D'ailleurs, durant toute la journée de ce vendredi 29, Hitler a échangé des messages avec Hermann Wilhelm Gœring et, chaque fois, la voie aérienne a été choisie. Un appareil a décollé, soit de l'aérodrome d'Essen, soit de celui de Hangelar près de Bonn pour Tempelhof. De là, un courrier rejoint Gœring qui a communiqué avec Hitler de la même façon. Souci du secret, de la rapidité, mais aussi marque du style de Hermann Gœring qui cumule les fonctions, à la fois de ministre sans portefeuille dans le cabinet de Hitler, de ministre de l'Intérieur du gouvernement prussien, de commissaire du Reich pour l'Aviation. Du Reichsminister Gœring, le Chancelier sait qu'il n'a pas à craindre une quelconque complicité avec la       Sturmabteilung et son chef d'Etat-major Rœhm.

On raconte parmi les dignitaires nazis et naturellement le Chancelier est au courant, comment le 15 septembre 1933 les deux hommes se sont discrètement mais nettement heurtés.

Hermann Goering voulait présider, le jour de la séance inaugurale du nouveau Conseil d'Etat, une grande parade des forces nazies : S.S. et S.A. rassemblés devaient défiler devant lui seul. Mais Rœhm et Karl Ernst, écartés de la cérémonie, avaient fait comprendre que si elle se déroulait sans eux l'indiscipline régnerait dans les rangs des Chemises brunes, ridiculisant Goering. Ce dernier fut contraint de s'incliner. Cent mille hommes, en brun et en noir, furent rassemblés mais les S.A. et les S.S. défilèrent au pas de l'oie devant les trois chefs nazis. Ernst et Rœhm avaient fait reculer Goering. Il n'était pas homme à l'admettre et d'autant plus que son opposition à Rœhm était ancienne, profonde, faite de bien d'autres choses que de la rivalité née d'une parade à partager.

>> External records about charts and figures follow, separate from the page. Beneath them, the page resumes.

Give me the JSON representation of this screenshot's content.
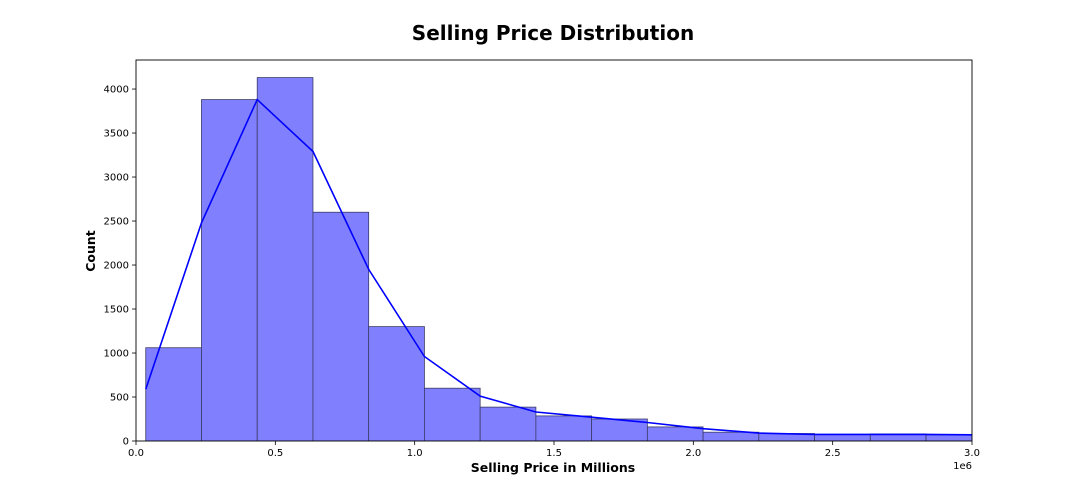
{
  "chart_data": {
    "type": "bar",
    "subtype": "histogram-with-kde",
    "title": "Selling Price Distribution",
    "xlabel": "Selling Price in Millions",
    "ylabel": "Count",
    "x_offset_label": "1e6",
    "xlim": [
      0,
      3000000
    ],
    "ylim": [
      0,
      4330
    ],
    "x_ticks": [
      {
        "value": 0,
        "label": "0.0"
      },
      {
        "value": 500000,
        "label": "0.5"
      },
      {
        "value": 1000000,
        "label": "1.0"
      },
      {
        "value": 1500000,
        "label": "1.5"
      },
      {
        "value": 2000000,
        "label": "2.0"
      },
      {
        "value": 2500000,
        "label": "2.5"
      },
      {
        "value": 3000000,
        "label": "3.0"
      }
    ],
    "y_ticks": [
      {
        "value": 0,
        "label": "0"
      },
      {
        "value": 500,
        "label": "500"
      },
      {
        "value": 1000,
        "label": "1000"
      },
      {
        "value": 1500,
        "label": "1500"
      },
      {
        "value": 2000,
        "label": "2000"
      },
      {
        "value": 2500,
        "label": "2500"
      },
      {
        "value": 3000,
        "label": "3000"
      },
      {
        "value": 3500,
        "label": "3500"
      },
      {
        "value": 4000,
        "label": "4000"
      }
    ],
    "bins": [
      {
        "start": 35000,
        "end": 235000,
        "count": 1060
      },
      {
        "start": 235000,
        "end": 435000,
        "count": 3880
      },
      {
        "start": 435000,
        "end": 635000,
        "count": 4130
      },
      {
        "start": 635000,
        "end": 835000,
        "count": 2600
      },
      {
        "start": 835000,
        "end": 1035000,
        "count": 1300
      },
      {
        "start": 1035000,
        "end": 1235000,
        "count": 600
      },
      {
        "start": 1235000,
        "end": 1435000,
        "count": 385
      },
      {
        "start": 1435000,
        "end": 1635000,
        "count": 285
      },
      {
        "start": 1635000,
        "end": 1835000,
        "count": 250
      },
      {
        "start": 1835000,
        "end": 2035000,
        "count": 160
      },
      {
        "start": 2035000,
        "end": 2235000,
        "count": 100
      },
      {
        "start": 2235000,
        "end": 2435000,
        "count": 85
      },
      {
        "start": 2435000,
        "end": 2635000,
        "count": 75
      },
      {
        "start": 2635000,
        "end": 2835000,
        "count": 80
      },
      {
        "start": 2835000,
        "end": 3035000,
        "count": 70
      }
    ],
    "kde": {
      "x": [
        35000,
        235000,
        435000,
        635000,
        835000,
        1035000,
        1235000,
        1435000,
        1635000,
        1835000,
        2035000,
        2235000,
        2435000,
        2635000,
        2835000,
        3000000
      ],
      "y": [
        590,
        2480,
        3880,
        3290,
        1950,
        960,
        510,
        330,
        270,
        210,
        140,
        90,
        75,
        75,
        75,
        70
      ]
    },
    "colors": {
      "bar_fill": "#8080ff",
      "bar_edge": "#3a3a66",
      "kde_line": "#0000ff"
    },
    "grid": false,
    "legend": "none"
  }
}
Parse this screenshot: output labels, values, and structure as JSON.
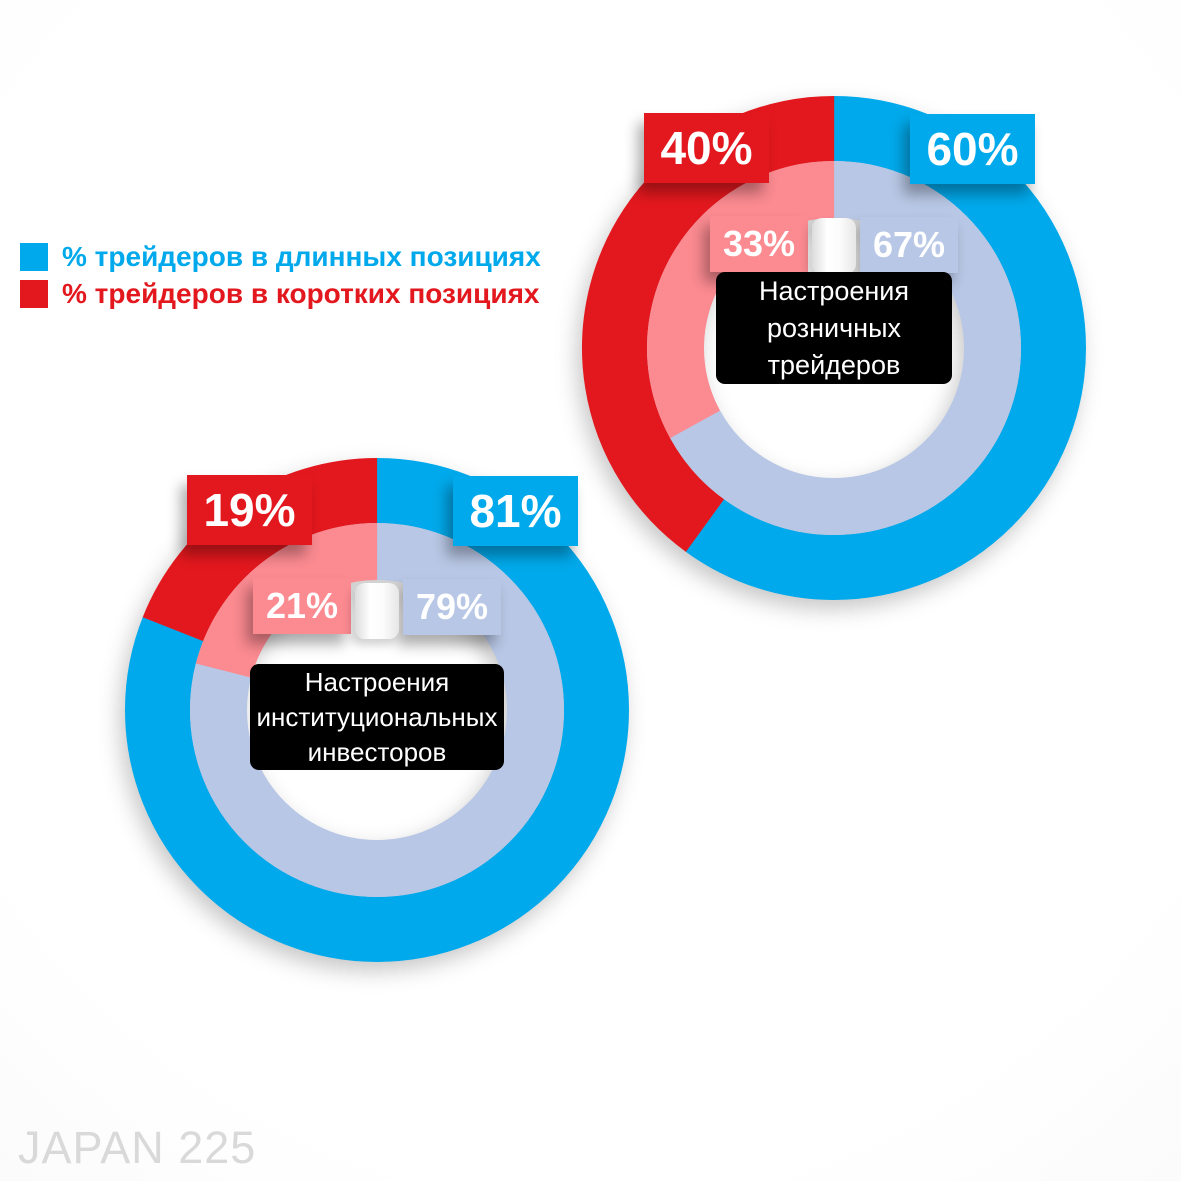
{
  "legend": {
    "items": [
      {
        "id": "long",
        "label": "% трейдеров в длинных позициях"
      },
      {
        "id": "short",
        "label": "% трейдеров в коротких позициях"
      }
    ]
  },
  "watermark": "JAPAN 225",
  "colors": {
    "long": "#00A9EB",
    "short": "#E3181E",
    "long_muted": "#B8C7E5",
    "short_muted": "#FB8A91",
    "title_box_bg": "#000000",
    "title_box_text": "#FFFFFF",
    "label_text": "#FFFFFF",
    "watermark": "#D9D9D9"
  },
  "chart_data": [
    {
      "type": "pie",
      "variant": "double_donut",
      "title": "Настроения розничных трейдеров",
      "title_lines": [
        "Настроения",
        "розничных",
        "трейдеров"
      ],
      "outer_ring": {
        "long_pct": 60,
        "short_pct": 40
      },
      "inner_ring": {
        "long_pct": 67,
        "short_pct": 33
      },
      "labels": {
        "outer_long": "60%",
        "outer_short": "40%",
        "inner_long": "67%",
        "inner_short": "33%"
      }
    },
    {
      "type": "pie",
      "variant": "double_donut",
      "title": "Настроения институциональных инвесторов",
      "title_lines": [
        "Настроения",
        "институциональных",
        "инвесторов"
      ],
      "outer_ring": {
        "long_pct": 81,
        "short_pct": 19
      },
      "inner_ring": {
        "long_pct": 79,
        "short_pct": 21
      },
      "labels": {
        "outer_long": "81%",
        "outer_short": "19%",
        "inner_long": "79%",
        "inner_short": "21%"
      }
    }
  ]
}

Avec Karl Ernst aussi il y a de vieux comptes et des liens anciens, liens troubles de la complicité.

Au moment où devant la Cour suprême de Leipzig s'ouvre, le 21 septembre 1933 le procès contre les communistes et van der Lubbe, accusés d'être coupables de l'incendie du Reichstag, en février 1933, une fête des S.A. bat son plein dans un grand hôtel de Berlin. On boit sec, on chante, des hommes oscillent se tenant par les épaules au rythme des chants guerriers du nazisme. Dans un coin, entouré de courtisans respectueux et admiratifs, il y a l'Obergruppenführer Karl Ernst qui parle et boit On évoque l'ouverture du procès de Leipzig contre le communiste Dimitrov, les causes de l'incendie du Reichstag. Personne ne parle de la culpabilité de Gœring ou de celle de Rœhm qui aurait placé à la disposition du Reichminister un groupe de S.A. décidés à mettre le feu au bâtiment afin de donner un prétexte à la répression qu'un mois après la prise du pouvoir, les nazis veulent exercer.